Question

Restaurant Management A restaurant manager wants to purchase 200 sets of dishes. One design costs \(\$ 25\) per set, and another costs \(\$ 45\) per set. If she has only \(\$ 7400\) to spend, how many sets of each design should she order?

Short answer

80 sets of the first design and 120 sets of the second design.

Step-by-step solution

- Define Variables

Let x be the number of sets of the first design (costs \(25) and y be the number of sets of the second design (costs \)45).

- Set up the Equations

We have two conditions:1. The total number of sets is 200: \( x + y = 200 \)2. The total cost is $7400: \( 25x + 45y = 7400 \)

- Solve the System of Equations

Solve the first equation for one variable:\( y = 200 - x \)Substitute into the second equation:\( 25x + 45(200 - x) = 7400 \)

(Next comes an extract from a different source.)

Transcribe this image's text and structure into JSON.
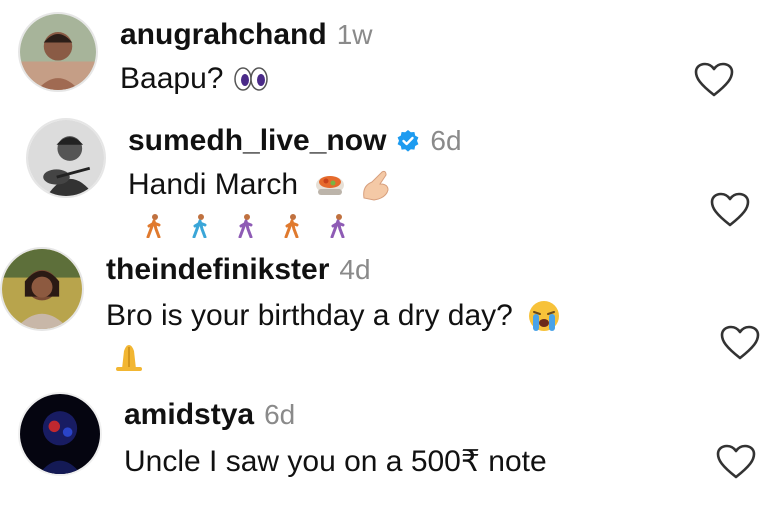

- Simplify and Solve for x

Simplify the equation:\( 25x + 9000 - 45x = 7400 \) Combine like terms:\( -20x + 9000 = 7400 \) Isolate x:\( -20x = -1600 \) \( x = 80 \)

- Solve for y

Substitute back into the first equation:\( y = 200 - x \)\( y = 200 - 80 \)\( y = 120 \)

- Verify the Solution

Check the solution in the cost equation:\( 25(80) + 45(120) = 2000 + 5400 = 7400 \)The solution is verified.

Key concepts

linear equations

Linear equations are fundamental tools in mathematics. They help us model relationships between different quantities using straight-line graphs. A linear equation typically has the format:
\[ ax + by = c \]
where:

• \(x\) and \(y\) are the variables.
• \(a\), \(b\), and \(c\) are constants.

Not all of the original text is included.